Jamais les mots ne m’ont semblé aussi superflus qu’en ces temps de cendre, dépourvus du sens que j’avais l’habitude de leur donner, privés de poids, de timbre, de signification, de couleur à mesure que je travaillais sur le moignon pelé d’un membre ou que j’introduisais, à nouveau, dans un ventre les intestins qui en débordaient (p.56)

Face à l’horreur, rendue par cette image extrêmement pathétique, le langage devient insuffisant car réduit à la réalité humaine, tandis que le vécu du narrateur appartient à l’inhumain, dans un sentiment similaire à la littérature post-seconde guerre mondiale. Lobo Antunes dira même, dans un entretien, qu’il a dû édulcorer l’horreur de la guerre pour rendre son témoignage plus plausible[1].
Les trois auteurs se confrontent à la non-coïncidence entre leur expérience et la tentative de reconstituer cette dernière dans un récit : les conventions du langage sont soit falsificatrices, soit insuffisantes.
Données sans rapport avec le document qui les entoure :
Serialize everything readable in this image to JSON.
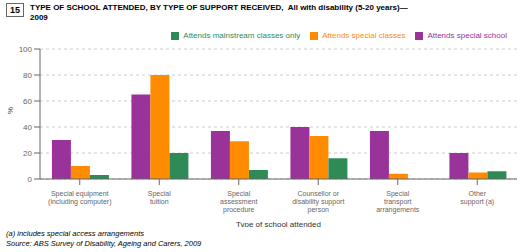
{
  "chart_data": {
    "type": "bar",
    "title": "TYPE OF SCHOOL ATTENDED, BY TYPE OF SUPPORT RECEIVED,  All with disability (5-20 years)—",
    "subtitle": "2009",
    "annotations": [
      "15",
      "(a) includes special access arrangements",
      "Source: ABS Survey of Disability, Ageing and Carers, 2009"
    ],
    "categories": [
      "Special equipment\n(including computer)",
      "Special\ntuition",
      "Special\nassessment\nprocedure",
      "Counsellor or\ndisability support\nperson",
      "Special\ntransport\narrangements",
      "Other\nsupport (a)"
    ],
    "xlabel": "Type of school attended",
    "ylabel": "%",
    "series": [
      {
        "name": "Attends special school",
        "color": "#993399",
        "values": [
          30,
          65,
          37,
          40,
          37,
          20
        ]
      },
      {
        "name": "Attends special classes",
        "color": "#ff8c00",
        "values": [
          10,
          80,
          29,
          33,
          4,
          5
        ]
      },
      {
        "name": "Attends mainstream classes only",
        "color": "#2e8b57",
        "values": [
          3,
          20,
          7,
          16,
          0,
          6
        ]
      }
    ],
    "ylim": [
      0,
      100
    ],
    "yticks": [
      0,
      20,
      40,
      60,
      80,
      100
    ],
    "grid": true,
    "legend": "upper right"
  }
}
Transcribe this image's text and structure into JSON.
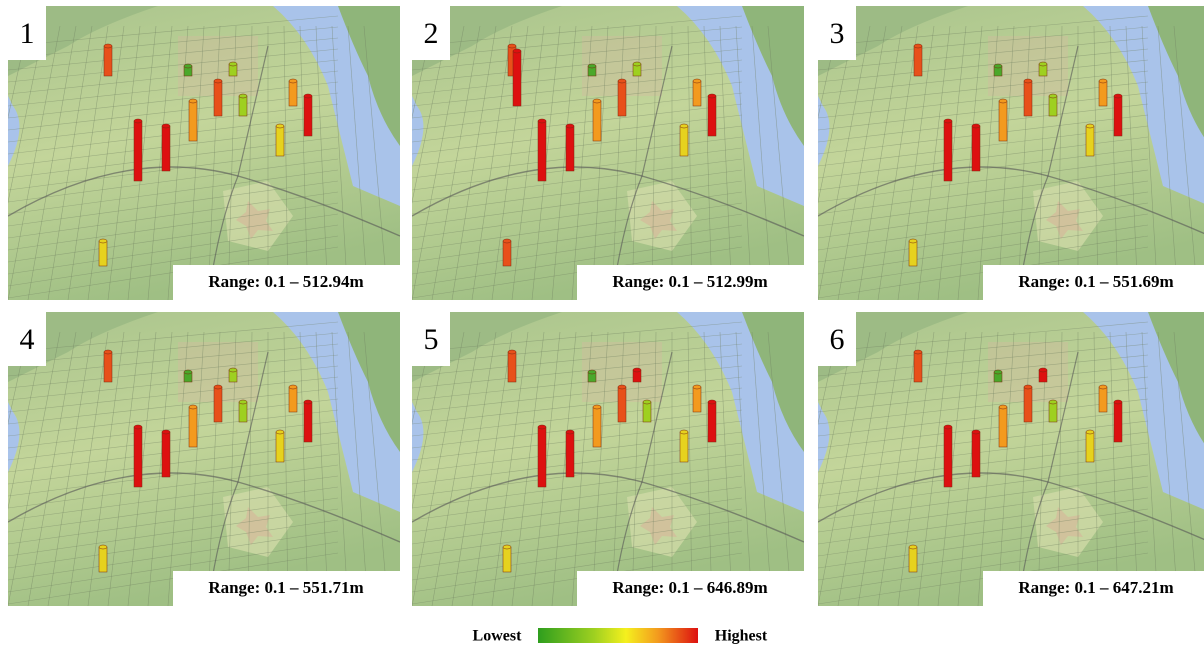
{
  "panels": [
    {
      "number": "1",
      "range": "Range: 0.1 – 512.94m"
    },
    {
      "number": "2",
      "range": "Range: 0.1 – 512.99m"
    },
    {
      "number": "3",
      "range": "Range: 0.1 – 551.69m"
    },
    {
      "number": "4",
      "range": "Range: 0.1 – 551.71m"
    },
    {
      "number": "5",
      "range": "Range: 0.1 – 646.89m"
    },
    {
      "number": "6",
      "range": "Range: 0.1 – 647.21m"
    }
  ],
  "legend": {
    "low": "Lowest",
    "high": "Highest"
  }
}
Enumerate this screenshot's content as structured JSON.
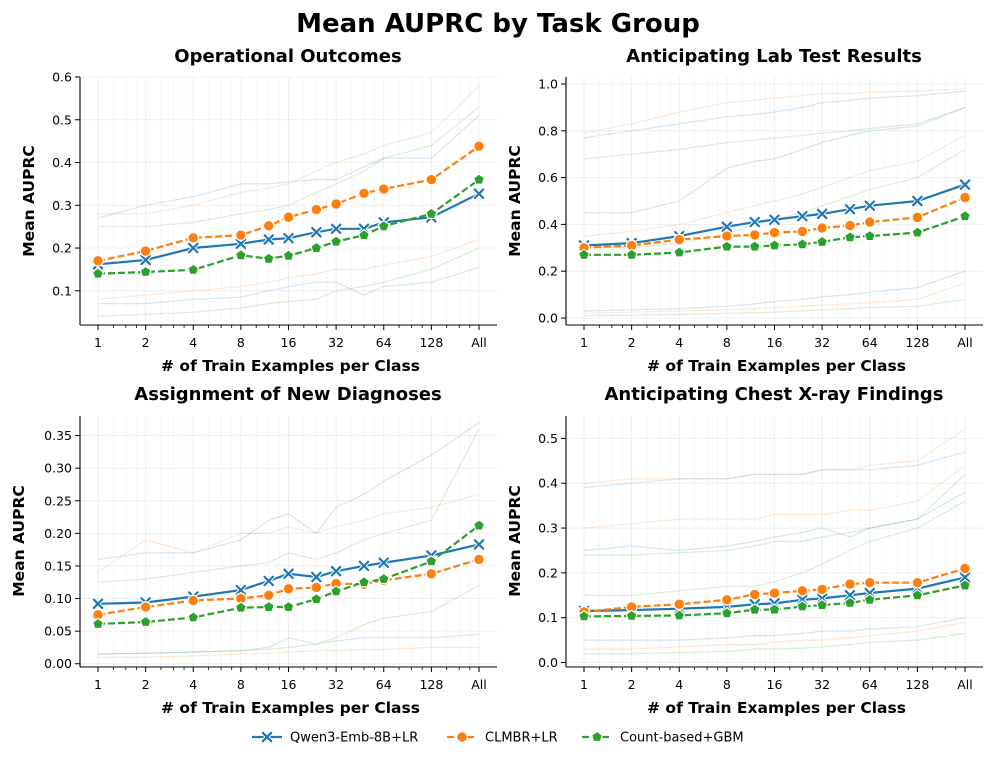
{
  "title": "Mean AUPRC by Task Group",
  "colors": {
    "qwen": "#1f77b4",
    "clmbr": "#ff7f0e",
    "count": "#2ca02c"
  },
  "legend": [
    {
      "key": "qwen",
      "label": "Qwen3-Emb-8B+LR",
      "marker": "x"
    },
    {
      "key": "clmbr",
      "label": "CLMBR+LR",
      "marker": "circle"
    },
    {
      "key": "count",
      "label": "Count-based+GBM",
      "marker": "pentagon"
    }
  ],
  "chart_data": [
    {
      "type": "line",
      "title": "Operational Outcomes",
      "xlabel": "# of Train Examples per Class",
      "ylabel": "Mean AUPRC",
      "categories": [
        "1",
        "2",
        "4",
        "8",
        "16",
        "32",
        "64",
        "128",
        "All"
      ],
      "x": [
        1,
        2,
        4,
        8,
        12,
        16,
        24,
        32,
        48,
        64,
        128,
        "All"
      ],
      "ylim": [
        0.02,
        0.6
      ],
      "yticks": [
        0.1,
        0.2,
        0.3,
        0.4,
        0.5,
        0.6
      ],
      "ytick_labels": [
        "0.1",
        "0.2",
        "0.3",
        "0.4",
        "0.5",
        "0.6"
      ],
      "series": [
        {
          "name": "Qwen3-Emb-8B+LR",
          "values": [
            0.162,
            0.172,
            0.2,
            0.21,
            0.22,
            0.223,
            0.237,
            0.245,
            0.245,
            0.26,
            0.272,
            0.327
          ]
        },
        {
          "name": "CLMBR+LR",
          "values": [
            0.17,
            0.193,
            0.224,
            0.23,
            0.252,
            0.272,
            0.29,
            0.303,
            0.328,
            0.338,
            0.36,
            0.438
          ]
        },
        {
          "name": "Count-based+GBM",
          "values": [
            0.14,
            0.144,
            0.149,
            0.183,
            0.175,
            0.182,
            0.2,
            0.215,
            0.23,
            0.251,
            0.28,
            0.36
          ]
        }
      ],
      "faint_series": [
        {
          "group": "Qwen3-Emb-8B+LR",
          "values": [
            0.27,
            0.3,
            0.32,
            0.35,
            0.35,
            0.355,
            0.36,
            0.36,
            0.39,
            0.41,
            0.41,
            0.51
          ]
        },
        {
          "group": "Qwen3-Emb-8B+LR",
          "values": [
            0.07,
            0.07,
            0.08,
            0.085,
            0.1,
            0.11,
            0.12,
            0.12,
            0.09,
            0.11,
            0.12,
            0.155
          ]
        },
        {
          "group": "CLMBR+LR",
          "values": [
            0.28,
            0.28,
            0.3,
            0.33,
            0.34,
            0.35,
            0.38,
            0.4,
            0.42,
            0.44,
            0.47,
            0.58
          ]
        },
        {
          "group": "CLMBR+LR",
          "values": [
            0.08,
            0.09,
            0.1,
            0.11,
            0.12,
            0.13,
            0.14,
            0.15,
            0.15,
            0.16,
            0.18,
            0.22
          ]
        },
        {
          "group": "Count-based+GBM",
          "values": [
            0.25,
            0.25,
            0.26,
            0.28,
            0.29,
            0.3,
            0.33,
            0.35,
            0.38,
            0.41,
            0.44,
            0.53
          ]
        },
        {
          "group": "Count-based+GBM",
          "values": [
            0.04,
            0.045,
            0.05,
            0.06,
            0.07,
            0.075,
            0.08,
            0.1,
            0.11,
            0.12,
            0.15,
            0.2
          ]
        }
      ]
    },
    {
      "type": "line",
      "title": "Anticipating Lab Test Results",
      "xlabel": "# of Train Examples per Class",
      "ylabel": "Mean AUPRC",
      "categories": [
        "1",
        "2",
        "4",
        "8",
        "16",
        "32",
        "64",
        "128",
        "All"
      ],
      "x": [
        1,
        2,
        4,
        8,
        12,
        16,
        24,
        32,
        48,
        64,
        128,
        "All"
      ],
      "ylim": [
        -0.03,
        1.03
      ],
      "yticks": [
        0.0,
        0.2,
        0.4,
        0.6,
        0.8,
        1.0
      ],
      "ytick_labels": [
        "0.0",
        "0.2",
        "0.4",
        "0.6",
        "0.8",
        "1.0"
      ],
      "series": [
        {
          "name": "Qwen3-Emb-8B+LR",
          "values": [
            0.31,
            0.32,
            0.35,
            0.39,
            0.41,
            0.42,
            0.435,
            0.445,
            0.465,
            0.48,
            0.5,
            0.57
          ]
        },
        {
          "name": "CLMBR+LR",
          "values": [
            0.3,
            0.31,
            0.335,
            0.35,
            0.355,
            0.365,
            0.37,
            0.385,
            0.395,
            0.41,
            0.43,
            0.515
          ]
        },
        {
          "name": "Count-based+GBM",
          "values": [
            0.27,
            0.27,
            0.28,
            0.305,
            0.305,
            0.31,
            0.315,
            0.325,
            0.345,
            0.35,
            0.365,
            0.435
          ]
        }
      ],
      "faint_series": [
        {
          "group": "Qwen3-Emb-8B+LR",
          "values": [
            0.77,
            0.8,
            0.83,
            0.86,
            0.87,
            0.88,
            0.9,
            0.92,
            0.93,
            0.94,
            0.95,
            0.97
          ]
        },
        {
          "group": "Qwen3-Emb-8B+LR",
          "values": [
            0.45,
            0.45,
            0.5,
            0.64,
            0.67,
            0.68,
            0.72,
            0.75,
            0.78,
            0.8,
            0.82,
            0.9
          ]
        },
        {
          "group": "Qwen3-Emb-8B+LR",
          "values": [
            0.03,
            0.035,
            0.04,
            0.05,
            0.06,
            0.07,
            0.08,
            0.09,
            0.1,
            0.11,
            0.13,
            0.2
          ]
        },
        {
          "group": "CLMBR+LR",
          "values": [
            0.79,
            0.83,
            0.88,
            0.92,
            0.93,
            0.94,
            0.95,
            0.96,
            0.96,
            0.965,
            0.97,
            0.98
          ]
        },
        {
          "group": "CLMBR+LR",
          "values": [
            0.35,
            0.37,
            0.4,
            0.45,
            0.48,
            0.5,
            0.53,
            0.56,
            0.6,
            0.63,
            0.67,
            0.78
          ]
        },
        {
          "group": "CLMBR+LR",
          "values": [
            0.02,
            0.025,
            0.03,
            0.035,
            0.04,
            0.045,
            0.05,
            0.055,
            0.06,
            0.065,
            0.08,
            0.15
          ]
        },
        {
          "group": "Count-based+GBM",
          "values": [
            0.68,
            0.7,
            0.72,
            0.75,
            0.76,
            0.77,
            0.78,
            0.79,
            0.8,
            0.81,
            0.83,
            0.9
          ]
        },
        {
          "group": "Count-based+GBM",
          "values": [
            0.3,
            0.3,
            0.32,
            0.36,
            0.4,
            0.42,
            0.45,
            0.48,
            0.52,
            0.55,
            0.6,
            0.72
          ]
        },
        {
          "group": "Count-based+GBM",
          "values": [
            0.01,
            0.012,
            0.015,
            0.02,
            0.022,
            0.025,
            0.03,
            0.035,
            0.04,
            0.045,
            0.05,
            0.08
          ]
        }
      ]
    },
    {
      "type": "line",
      "title": "Assignment of New Diagnoses",
      "xlabel": "# of Train Examples per Class",
      "ylabel": "Mean AUPRC",
      "categories": [
        "1",
        "2",
        "4",
        "8",
        "16",
        "32",
        "64",
        "128",
        "All"
      ],
      "x": [
        1,
        2,
        4,
        8,
        12,
        16,
        24,
        32,
        48,
        64,
        128,
        "All"
      ],
      "ylim": [
        -0.005,
        0.38
      ],
      "yticks": [
        0.0,
        0.05,
        0.1,
        0.15,
        0.2,
        0.25,
        0.3,
        0.35
      ],
      "ytick_labels": [
        "0.00",
        "0.05",
        "0.10",
        "0.15",
        "0.20",
        "0.25",
        "0.30",
        "0.35"
      ],
      "series": [
        {
          "name": "Qwen3-Emb-8B+LR",
          "values": [
            0.092,
            0.094,
            0.103,
            0.113,
            0.127,
            0.138,
            0.133,
            0.142,
            0.15,
            0.155,
            0.166,
            0.183
          ]
        },
        {
          "name": "CLMBR+LR",
          "values": [
            0.075,
            0.087,
            0.097,
            0.1,
            0.105,
            0.115,
            0.117,
            0.123,
            0.122,
            0.128,
            0.138,
            0.16
          ]
        },
        {
          "name": "Count-based+GBM",
          "values": [
            0.061,
            0.064,
            0.071,
            0.086,
            0.087,
            0.087,
            0.099,
            0.111,
            0.125,
            0.13,
            0.157,
            0.212
          ]
        }
      ],
      "faint_series": [
        {
          "group": "Qwen3-Emb-8B+LR",
          "values": [
            0.16,
            0.17,
            0.17,
            0.19,
            0.22,
            0.23,
            0.2,
            0.24,
            0.26,
            0.28,
            0.32,
            0.37
          ]
        },
        {
          "group": "Qwen3-Emb-8B+LR",
          "values": [
            0.015,
            0.016,
            0.018,
            0.02,
            0.025,
            0.04,
            0.03,
            0.035,
            0.04,
            0.04,
            0.04,
            0.045
          ]
        },
        {
          "group": "CLMBR+LR",
          "values": [
            0.14,
            0.19,
            0.17,
            0.2,
            0.2,
            0.21,
            0.2,
            0.21,
            0.22,
            0.23,
            0.24,
            0.26
          ]
        },
        {
          "group": "CLMBR+LR",
          "values": [
            0.01,
            0.01,
            0.012,
            0.015,
            0.016,
            0.018,
            0.02,
            0.02,
            0.022,
            0.022,
            0.025,
            0.025
          ]
        },
        {
          "group": "Count-based+GBM",
          "values": [
            0.125,
            0.13,
            0.14,
            0.15,
            0.155,
            0.17,
            0.16,
            0.17,
            0.19,
            0.2,
            0.22,
            0.36
          ]
        },
        {
          "group": "Count-based+GBM",
          "values": [
            0.015,
            0.016,
            0.018,
            0.02,
            0.022,
            0.025,
            0.03,
            0.04,
            0.06,
            0.07,
            0.08,
            0.12
          ]
        }
      ]
    },
    {
      "type": "line",
      "title": "Anticipating Chest X-ray Findings",
      "xlabel": "# of Train Examples per Class",
      "ylabel": "Mean AUPRC",
      "categories": [
        "1",
        "2",
        "4",
        "8",
        "16",
        "32",
        "64",
        "128",
        "All"
      ],
      "x": [
        1,
        2,
        4,
        8,
        12,
        16,
        24,
        32,
        48,
        64,
        128,
        "All"
      ],
      "ylim": [
        -0.01,
        0.55
      ],
      "yticks": [
        0.0,
        0.1,
        0.2,
        0.3,
        0.4,
        0.5
      ],
      "ytick_labels": [
        "0.0",
        "0.1",
        "0.2",
        "0.3",
        "0.4",
        "0.5"
      ],
      "series": [
        {
          "name": "Qwen3-Emb-8B+LR",
          "values": [
            0.115,
            0.117,
            0.12,
            0.124,
            0.13,
            0.132,
            0.14,
            0.143,
            0.15,
            0.155,
            0.165,
            0.19
          ]
        },
        {
          "name": "CLMBR+LR",
          "values": [
            0.113,
            0.124,
            0.13,
            0.14,
            0.152,
            0.155,
            0.16,
            0.163,
            0.175,
            0.178,
            0.178,
            0.21
          ]
        },
        {
          "name": "Count-based+GBM",
          "values": [
            0.103,
            0.104,
            0.105,
            0.11,
            0.118,
            0.118,
            0.125,
            0.128,
            0.133,
            0.14,
            0.15,
            0.172
          ]
        }
      ],
      "faint_series": [
        {
          "group": "Qwen3-Emb-8B+LR",
          "values": [
            0.39,
            0.4,
            0.41,
            0.41,
            0.42,
            0.42,
            0.42,
            0.43,
            0.43,
            0.43,
            0.44,
            0.47
          ]
        },
        {
          "group": "Qwen3-Emb-8B+LR",
          "values": [
            0.25,
            0.26,
            0.25,
            0.26,
            0.27,
            0.28,
            0.29,
            0.3,
            0.28,
            0.3,
            0.32,
            0.38
          ]
        },
        {
          "group": "Qwen3-Emb-8B+LR",
          "values": [
            0.05,
            0.05,
            0.05,
            0.055,
            0.06,
            0.06,
            0.065,
            0.07,
            0.07,
            0.075,
            0.08,
            0.1
          ]
        },
        {
          "group": "CLMBR+LR",
          "values": [
            0.4,
            0.41,
            0.41,
            0.41,
            0.42,
            0.42,
            0.42,
            0.43,
            0.43,
            0.44,
            0.45,
            0.52
          ]
        },
        {
          "group": "CLMBR+LR",
          "values": [
            0.3,
            0.31,
            0.32,
            0.32,
            0.32,
            0.33,
            0.33,
            0.33,
            0.34,
            0.34,
            0.36,
            0.44
          ]
        },
        {
          "group": "CLMBR+LR",
          "values": [
            0.03,
            0.03,
            0.035,
            0.04,
            0.04,
            0.045,
            0.05,
            0.05,
            0.055,
            0.06,
            0.07,
            0.09
          ]
        },
        {
          "group": "Count-based+GBM",
          "values": [
            0.24,
            0.24,
            0.245,
            0.25,
            0.26,
            0.27,
            0.27,
            0.28,
            0.29,
            0.3,
            0.32,
            0.42
          ]
        },
        {
          "group": "Count-based+GBM",
          "values": [
            0.15,
            0.15,
            0.16,
            0.17,
            0.17,
            0.18,
            0.2,
            0.22,
            0.25,
            0.27,
            0.3,
            0.36
          ]
        },
        {
          "group": "Count-based+GBM",
          "values": [
            0.02,
            0.02,
            0.022,
            0.025,
            0.03,
            0.03,
            0.032,
            0.035,
            0.04,
            0.045,
            0.05,
            0.065
          ]
        }
      ]
    }
  ]
}
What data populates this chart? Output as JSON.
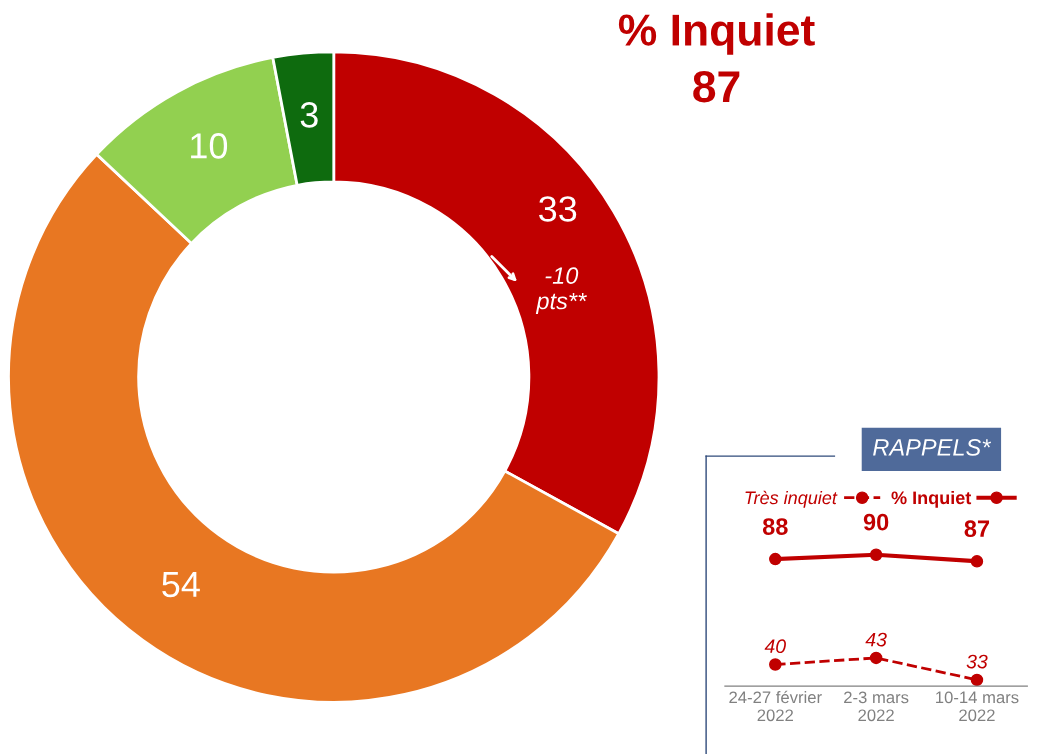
{
  "chart_data": [
    {
      "type": "donut",
      "title": "% Inquiet",
      "subtitle": "87",
      "categories": [
        null,
        null,
        null,
        null
      ],
      "values": [
        33,
        54,
        10,
        3
      ],
      "colors": [
        "#c00000",
        "#e87722",
        "#92d050",
        "#0e6b0e"
      ],
      "data_labels": true,
      "annotations": [
        "-10 pts**"
      ]
    },
    {
      "type": "line",
      "title": "RAPPELS*",
      "categories": [
        "24-27 février 2022",
        "2-3 mars 2022",
        "10-14 mars 2022"
      ],
      "tick_labels": "x",
      "legend": "top",
      "marker": "circle",
      "grid": false,
      "series": [
        {
          "name": "Très inquiet",
          "color": "#c00000",
          "values": [
            40,
            43,
            33
          ],
          "line_style": "dashed"
        },
        {
          "name": "% Inquiet",
          "color": "#c00000",
          "values": [
            88,
            90,
            87
          ],
          "line_style": "solid"
        }
      ],
      "data_labels": true
    }
  ]
}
Dans chacun des cas, les récits sont également ceux des démêlés entre le langage et la réalité. (à relier avec « La précarité de la perception »). Le fait de ne pas pouvoir dire ce qu’on a vécu, ressenti, débouche sur la constatation de la solitude ontologique de la conscience.
La référence littéraire : Les réflexions de Sartre sur l’aventure dans La Nausée : « Pour que l’événement le plus banal devienne une aventure, il faut et il suffit qu’on se mette à le raconter. »


[1] « les détails de la guerre sont vrais. Mais ce ne sont pas les plus horribles. Cette guerre était incroyable de cruauté, et j’ai toujours eu l’impression que si je racontais les faits les plus violents, on ne me croirait pas, on les prendrait pour de la fiction. Alors j’ai choisi parmi les faits les plus vraisemblables » Quint A.M., « Entretien avec le romancier portugais António Lobo Antunes », in Les langues néolatines, n 1984, 248, 78ème année, fasc. 1., p. 93-100.